Keeping Varmint Rifle Barrels Clean
Some wild species — like the furbish lousewort flower and Kirtland’s warbler — are endangered. Others are at plague levels.
Certain rodents, for instance. Farmers plagued by rodents in their crops either poison them or let varmint shooters trim the herds. You could be one of those shooters, and on your first shoot this late spring or summer you could discover your rifles are inaccurate. That’s funny. Last year they were deadly accurate. What happened? They got dirty.
Oh, yeah. Virtually every high-volume shooter of centerfire varmint rifles knows cleaning is essential, but not all remember, especially after a long winter layoff. Hey, we’re human, and it’s all too easy to put off cleaning a rifle at the end of the season. It’s equally easy to forget at the start of a new season.
So don’t forget. Clear your varmint rifles now. And clean them well. Better than you ever have before.
I hate to accuse you, but I’m just playing the odds here. Most shooters, even the careful, finicky ones, don’t clean barrels as well as they could or should. And it’s not because they don’t try. It’s because they can’t easily see what they’re cleaning.
Peering down a .22 or even .24 bore doesn’t show you much but the first inch or two. And looking from the breech end? Forget about it. A Hawkeye borescope will give you a super magnified view deep inside, but most of us don’t own one of those. So we judge cleanliness by the “white patch” method. As the directions say, “Clean until patches come out white.”
That doesn’t always work. Follow a pristine white patch with a 10-minute solvent soak or copper solvent soak and the next patch will probably emerge gray or blue. Follow another white patch with some JB Bore Compound and more gunk emerges. You might make 50 to 100 passes down that bore with various solvents, brushes and patches and still not be clean.
So how do you know when you’re done?
Your rifle will tell you.
Clean is a matter of degrees when its done for accuracy. Some barrels shoot just as well dirty as clean. Some shoot well with copper fouling but not carbon fouling and vice versa. Some are good after a light cleaning and some insist on bare metal. But not many. Target shooters regularly fire two or three fouling shots through a clean barrel because they know a lightly fouled barrel will shoot more consistently than a super clean one.

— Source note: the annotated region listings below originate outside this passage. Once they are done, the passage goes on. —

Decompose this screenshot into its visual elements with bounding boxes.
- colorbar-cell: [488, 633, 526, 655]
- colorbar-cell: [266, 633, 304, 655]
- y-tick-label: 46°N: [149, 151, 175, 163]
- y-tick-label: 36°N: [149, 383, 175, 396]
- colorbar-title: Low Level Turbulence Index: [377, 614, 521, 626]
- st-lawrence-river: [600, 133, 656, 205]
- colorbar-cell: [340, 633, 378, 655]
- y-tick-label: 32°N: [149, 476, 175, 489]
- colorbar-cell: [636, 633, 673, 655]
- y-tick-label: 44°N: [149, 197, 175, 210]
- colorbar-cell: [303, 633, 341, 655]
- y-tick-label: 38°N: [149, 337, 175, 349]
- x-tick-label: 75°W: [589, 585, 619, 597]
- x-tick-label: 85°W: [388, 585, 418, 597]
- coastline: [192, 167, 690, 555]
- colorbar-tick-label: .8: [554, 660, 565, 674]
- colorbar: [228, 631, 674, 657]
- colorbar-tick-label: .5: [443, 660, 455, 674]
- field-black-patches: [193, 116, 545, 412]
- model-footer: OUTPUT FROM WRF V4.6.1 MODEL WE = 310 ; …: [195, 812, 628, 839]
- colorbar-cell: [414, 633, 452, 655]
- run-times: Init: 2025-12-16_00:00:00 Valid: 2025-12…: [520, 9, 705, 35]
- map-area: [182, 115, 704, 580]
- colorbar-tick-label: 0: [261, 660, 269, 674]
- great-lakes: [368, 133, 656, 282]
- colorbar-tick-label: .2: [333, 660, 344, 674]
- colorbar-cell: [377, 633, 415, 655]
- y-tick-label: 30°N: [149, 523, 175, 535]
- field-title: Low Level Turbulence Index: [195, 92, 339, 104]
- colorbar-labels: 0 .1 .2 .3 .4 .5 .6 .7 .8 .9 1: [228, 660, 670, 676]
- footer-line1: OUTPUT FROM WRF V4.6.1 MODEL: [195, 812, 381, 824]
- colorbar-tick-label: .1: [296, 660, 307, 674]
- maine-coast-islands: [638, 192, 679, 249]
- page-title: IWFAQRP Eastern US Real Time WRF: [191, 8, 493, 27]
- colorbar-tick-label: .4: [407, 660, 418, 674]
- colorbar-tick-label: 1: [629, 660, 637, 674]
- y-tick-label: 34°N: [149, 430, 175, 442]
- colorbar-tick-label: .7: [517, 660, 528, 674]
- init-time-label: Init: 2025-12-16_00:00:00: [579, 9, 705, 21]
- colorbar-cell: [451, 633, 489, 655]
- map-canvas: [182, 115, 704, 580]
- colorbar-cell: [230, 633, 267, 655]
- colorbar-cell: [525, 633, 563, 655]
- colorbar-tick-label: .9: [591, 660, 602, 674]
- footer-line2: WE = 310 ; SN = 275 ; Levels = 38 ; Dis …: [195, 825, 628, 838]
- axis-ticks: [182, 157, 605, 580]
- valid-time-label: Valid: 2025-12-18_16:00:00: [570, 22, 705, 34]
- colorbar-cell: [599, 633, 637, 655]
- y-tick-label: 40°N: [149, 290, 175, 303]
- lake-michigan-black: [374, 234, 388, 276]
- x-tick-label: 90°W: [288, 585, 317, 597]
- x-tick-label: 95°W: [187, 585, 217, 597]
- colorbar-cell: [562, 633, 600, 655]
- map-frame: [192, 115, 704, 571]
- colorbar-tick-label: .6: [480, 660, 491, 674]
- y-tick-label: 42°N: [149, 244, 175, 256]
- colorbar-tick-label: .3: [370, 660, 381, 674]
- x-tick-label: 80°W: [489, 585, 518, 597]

So here’s what you need to do. Clean your varmint rifle barrels. Thoroughly. Fire a couple of fouling shots and then shoot some groups with your favorite ammo. Then go varmint hunting, keeping track of how many rounds you fire. After 10 or 20 rounds, shoot another test group. Do the same after every additional 20 rounds. Eventually you’ll learn how dirty your barrel has to get before accuracy falls below your acceptable level. Then you’ll know when to clean it.